También destacó que las dos detenidas fueron puestas a disposición judicial ese mismo día, sin ingresar en los calabozos, ya que las diligencias de investigación se habían completado previamente. "Las detenciones se produjeron por la mañana y ya por la tarde estaban en el juzgado", recordó.
"No solamente son pintadas"
El general quiso además desmontar la idea de que los hechos investigados se limitaran a unas simples pintadas. "Hablamos de pintadas, pero también hubo daños contra cristales. Se rompieron cristales con un martillo y también se estropearon con pegamento las cerraduras de cinco edificios. Por tanto, hay un daño agravado. No solamente son pintadas", afirmó.
Además, recordó que uno de los inmuebles afectados está catalogado como Bien de Interés Cultural, circunstancia que agrava la posible responsabilidad penal de los autores.
Hernández Mosquera aprovechó para felicitar públicamente a los agentes del puesto principal de Inca y de la compañía de Calvià por el trabajo realizado durante la investigación, destacando que en un plazo "bastante razonable" lograron esclarecer unos hechos que afectaron a cinco edificios.
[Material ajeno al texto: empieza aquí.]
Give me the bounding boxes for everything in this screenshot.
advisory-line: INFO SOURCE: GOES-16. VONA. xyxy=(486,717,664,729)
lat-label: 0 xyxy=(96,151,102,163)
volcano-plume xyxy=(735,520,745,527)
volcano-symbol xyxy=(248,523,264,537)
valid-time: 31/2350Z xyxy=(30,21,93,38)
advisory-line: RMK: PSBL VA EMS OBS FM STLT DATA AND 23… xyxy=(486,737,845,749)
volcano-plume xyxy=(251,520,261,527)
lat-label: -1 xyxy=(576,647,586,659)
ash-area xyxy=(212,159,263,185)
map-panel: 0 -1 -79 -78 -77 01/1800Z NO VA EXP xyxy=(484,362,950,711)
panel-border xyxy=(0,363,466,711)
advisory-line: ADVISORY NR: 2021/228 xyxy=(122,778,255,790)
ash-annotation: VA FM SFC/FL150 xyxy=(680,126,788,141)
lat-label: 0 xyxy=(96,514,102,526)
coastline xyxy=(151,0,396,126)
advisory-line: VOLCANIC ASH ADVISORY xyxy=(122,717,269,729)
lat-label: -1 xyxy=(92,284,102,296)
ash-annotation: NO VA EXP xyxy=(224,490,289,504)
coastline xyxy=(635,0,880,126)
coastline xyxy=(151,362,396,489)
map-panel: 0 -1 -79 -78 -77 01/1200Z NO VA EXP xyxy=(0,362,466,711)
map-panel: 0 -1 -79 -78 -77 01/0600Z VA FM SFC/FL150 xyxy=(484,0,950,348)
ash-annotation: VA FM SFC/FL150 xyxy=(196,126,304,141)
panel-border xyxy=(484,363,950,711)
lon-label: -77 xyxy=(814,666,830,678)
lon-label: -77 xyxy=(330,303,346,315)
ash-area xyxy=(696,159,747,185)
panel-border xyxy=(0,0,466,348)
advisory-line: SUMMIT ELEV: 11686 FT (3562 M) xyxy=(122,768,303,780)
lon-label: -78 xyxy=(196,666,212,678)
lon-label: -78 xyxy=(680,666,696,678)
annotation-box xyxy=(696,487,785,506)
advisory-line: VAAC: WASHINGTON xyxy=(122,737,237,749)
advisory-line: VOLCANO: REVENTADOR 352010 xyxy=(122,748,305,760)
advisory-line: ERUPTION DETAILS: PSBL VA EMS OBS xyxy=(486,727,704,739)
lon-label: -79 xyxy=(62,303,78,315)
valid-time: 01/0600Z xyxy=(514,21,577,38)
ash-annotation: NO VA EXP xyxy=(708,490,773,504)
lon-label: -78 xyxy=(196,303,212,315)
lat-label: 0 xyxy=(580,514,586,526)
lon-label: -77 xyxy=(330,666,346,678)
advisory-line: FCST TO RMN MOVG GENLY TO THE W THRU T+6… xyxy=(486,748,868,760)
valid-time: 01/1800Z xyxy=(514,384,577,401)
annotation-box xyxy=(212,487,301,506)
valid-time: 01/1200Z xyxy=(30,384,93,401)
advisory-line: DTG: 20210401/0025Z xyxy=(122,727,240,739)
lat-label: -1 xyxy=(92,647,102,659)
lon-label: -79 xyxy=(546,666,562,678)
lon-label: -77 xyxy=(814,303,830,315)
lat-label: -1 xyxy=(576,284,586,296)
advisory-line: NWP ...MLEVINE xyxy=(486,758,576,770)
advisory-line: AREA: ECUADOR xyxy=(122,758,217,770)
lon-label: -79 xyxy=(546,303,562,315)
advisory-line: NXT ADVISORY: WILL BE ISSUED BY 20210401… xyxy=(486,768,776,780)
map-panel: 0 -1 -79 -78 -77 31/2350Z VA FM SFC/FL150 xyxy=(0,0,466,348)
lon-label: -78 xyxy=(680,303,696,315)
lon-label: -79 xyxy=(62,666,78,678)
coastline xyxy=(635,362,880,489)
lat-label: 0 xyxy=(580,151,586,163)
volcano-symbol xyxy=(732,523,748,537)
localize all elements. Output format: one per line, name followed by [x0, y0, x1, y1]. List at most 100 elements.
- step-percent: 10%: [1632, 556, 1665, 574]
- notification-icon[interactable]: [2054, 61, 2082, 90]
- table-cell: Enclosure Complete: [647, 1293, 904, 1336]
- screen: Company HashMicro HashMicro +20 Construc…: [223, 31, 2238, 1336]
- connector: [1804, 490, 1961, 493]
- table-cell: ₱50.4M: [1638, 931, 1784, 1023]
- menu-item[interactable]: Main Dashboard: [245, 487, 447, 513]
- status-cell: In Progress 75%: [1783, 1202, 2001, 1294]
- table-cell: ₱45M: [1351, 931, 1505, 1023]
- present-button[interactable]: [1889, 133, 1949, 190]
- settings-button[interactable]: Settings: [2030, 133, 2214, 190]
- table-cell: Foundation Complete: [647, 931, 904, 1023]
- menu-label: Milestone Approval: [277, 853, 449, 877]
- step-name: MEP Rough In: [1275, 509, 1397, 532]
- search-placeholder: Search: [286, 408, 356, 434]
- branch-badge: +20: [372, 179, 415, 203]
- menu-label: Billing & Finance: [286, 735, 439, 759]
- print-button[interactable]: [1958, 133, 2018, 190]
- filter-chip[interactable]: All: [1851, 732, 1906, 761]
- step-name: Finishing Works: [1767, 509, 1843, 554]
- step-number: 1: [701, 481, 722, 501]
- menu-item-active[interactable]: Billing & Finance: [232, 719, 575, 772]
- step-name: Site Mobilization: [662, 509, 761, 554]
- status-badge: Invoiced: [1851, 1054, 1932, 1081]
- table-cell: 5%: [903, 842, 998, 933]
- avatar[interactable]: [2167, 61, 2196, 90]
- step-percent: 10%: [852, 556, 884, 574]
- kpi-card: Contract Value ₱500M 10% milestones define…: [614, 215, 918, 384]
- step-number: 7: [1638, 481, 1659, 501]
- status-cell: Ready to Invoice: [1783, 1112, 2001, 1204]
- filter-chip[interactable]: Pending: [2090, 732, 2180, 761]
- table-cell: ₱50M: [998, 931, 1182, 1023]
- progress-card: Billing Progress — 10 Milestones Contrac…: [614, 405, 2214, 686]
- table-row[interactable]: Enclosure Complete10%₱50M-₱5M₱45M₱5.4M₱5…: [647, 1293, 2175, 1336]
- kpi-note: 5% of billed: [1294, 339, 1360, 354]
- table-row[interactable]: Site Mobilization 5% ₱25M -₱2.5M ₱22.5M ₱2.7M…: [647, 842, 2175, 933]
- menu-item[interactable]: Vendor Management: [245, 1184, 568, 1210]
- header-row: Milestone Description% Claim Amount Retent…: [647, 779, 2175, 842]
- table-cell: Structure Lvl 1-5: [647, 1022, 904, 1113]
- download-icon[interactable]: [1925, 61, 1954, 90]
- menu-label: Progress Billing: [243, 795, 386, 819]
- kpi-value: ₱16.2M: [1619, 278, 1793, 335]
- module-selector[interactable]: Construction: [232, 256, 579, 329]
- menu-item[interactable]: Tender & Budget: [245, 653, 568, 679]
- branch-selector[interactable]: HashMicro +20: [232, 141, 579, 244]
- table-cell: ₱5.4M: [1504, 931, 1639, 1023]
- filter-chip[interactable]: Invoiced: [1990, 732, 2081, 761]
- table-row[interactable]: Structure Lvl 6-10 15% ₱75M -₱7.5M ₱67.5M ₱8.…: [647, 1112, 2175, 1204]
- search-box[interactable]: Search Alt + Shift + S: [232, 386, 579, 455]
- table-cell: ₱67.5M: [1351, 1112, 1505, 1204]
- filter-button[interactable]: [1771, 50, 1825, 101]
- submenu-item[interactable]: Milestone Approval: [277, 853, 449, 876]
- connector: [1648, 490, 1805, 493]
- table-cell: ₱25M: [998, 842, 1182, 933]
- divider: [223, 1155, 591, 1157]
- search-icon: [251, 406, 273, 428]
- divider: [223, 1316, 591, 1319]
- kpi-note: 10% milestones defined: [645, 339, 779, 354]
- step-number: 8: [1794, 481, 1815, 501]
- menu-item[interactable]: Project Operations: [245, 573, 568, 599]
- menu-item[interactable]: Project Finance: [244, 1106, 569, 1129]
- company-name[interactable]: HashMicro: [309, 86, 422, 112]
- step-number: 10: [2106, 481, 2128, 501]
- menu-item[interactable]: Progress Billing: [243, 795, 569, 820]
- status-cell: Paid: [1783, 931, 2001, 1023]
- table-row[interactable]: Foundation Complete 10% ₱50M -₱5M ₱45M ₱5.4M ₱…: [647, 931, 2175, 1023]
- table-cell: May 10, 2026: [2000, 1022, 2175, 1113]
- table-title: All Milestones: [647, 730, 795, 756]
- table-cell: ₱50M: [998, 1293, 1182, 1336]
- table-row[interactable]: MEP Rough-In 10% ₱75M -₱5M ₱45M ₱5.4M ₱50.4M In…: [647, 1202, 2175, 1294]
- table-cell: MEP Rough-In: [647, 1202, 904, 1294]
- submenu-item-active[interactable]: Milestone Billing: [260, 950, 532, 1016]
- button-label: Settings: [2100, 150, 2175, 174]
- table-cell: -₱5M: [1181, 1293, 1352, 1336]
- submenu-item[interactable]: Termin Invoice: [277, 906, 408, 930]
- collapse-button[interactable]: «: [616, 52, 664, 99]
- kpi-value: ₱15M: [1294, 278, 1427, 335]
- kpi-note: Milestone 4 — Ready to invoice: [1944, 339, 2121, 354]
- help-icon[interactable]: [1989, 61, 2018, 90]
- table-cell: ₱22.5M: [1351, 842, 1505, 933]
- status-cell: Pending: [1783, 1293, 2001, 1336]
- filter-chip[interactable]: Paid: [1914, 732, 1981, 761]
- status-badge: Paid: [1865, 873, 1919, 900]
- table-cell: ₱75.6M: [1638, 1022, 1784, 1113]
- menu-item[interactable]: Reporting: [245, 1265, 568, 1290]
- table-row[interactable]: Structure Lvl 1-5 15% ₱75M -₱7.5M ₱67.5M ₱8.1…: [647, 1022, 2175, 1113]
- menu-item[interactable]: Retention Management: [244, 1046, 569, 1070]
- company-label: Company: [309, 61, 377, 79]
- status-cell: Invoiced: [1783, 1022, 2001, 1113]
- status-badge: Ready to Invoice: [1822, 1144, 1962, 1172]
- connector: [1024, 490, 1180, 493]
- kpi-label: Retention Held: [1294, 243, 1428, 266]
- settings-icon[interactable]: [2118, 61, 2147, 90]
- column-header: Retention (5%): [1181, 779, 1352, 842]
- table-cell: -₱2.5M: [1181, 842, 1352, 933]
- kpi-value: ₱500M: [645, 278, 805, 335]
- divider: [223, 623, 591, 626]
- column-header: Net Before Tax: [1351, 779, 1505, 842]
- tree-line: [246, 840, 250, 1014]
La referencia al grupo criminal
Uno de los aspectos más controvertidos de la operación ha sido la inclusión en el atestado de la posible existencia de un grupo criminal. Sobre esta cuestión, el jefe de la Guardia Civil defendió que no se trata de una decisión discrecional de los investigadores, sino de una obligación derivada del Código Penal.
"El Código Penal habla de grupos criminales y organizaciones criminales y establece una serie de características. No es la Guardia Civil quien decide eso; lo determinan los hechos", señaló.
Según explicó, "cuando existen más de dos personas concertadas para cometer un delito", los agentes deben reflejar esa circunstancia en las diligencias policiales. "En este caso hay más de dos personas concertadas para realizar un delito. Encaja perfectamente con lo que establece el Código Penal. No es nada que queramos añadir; es lo que tenemos que añadir", concluyó.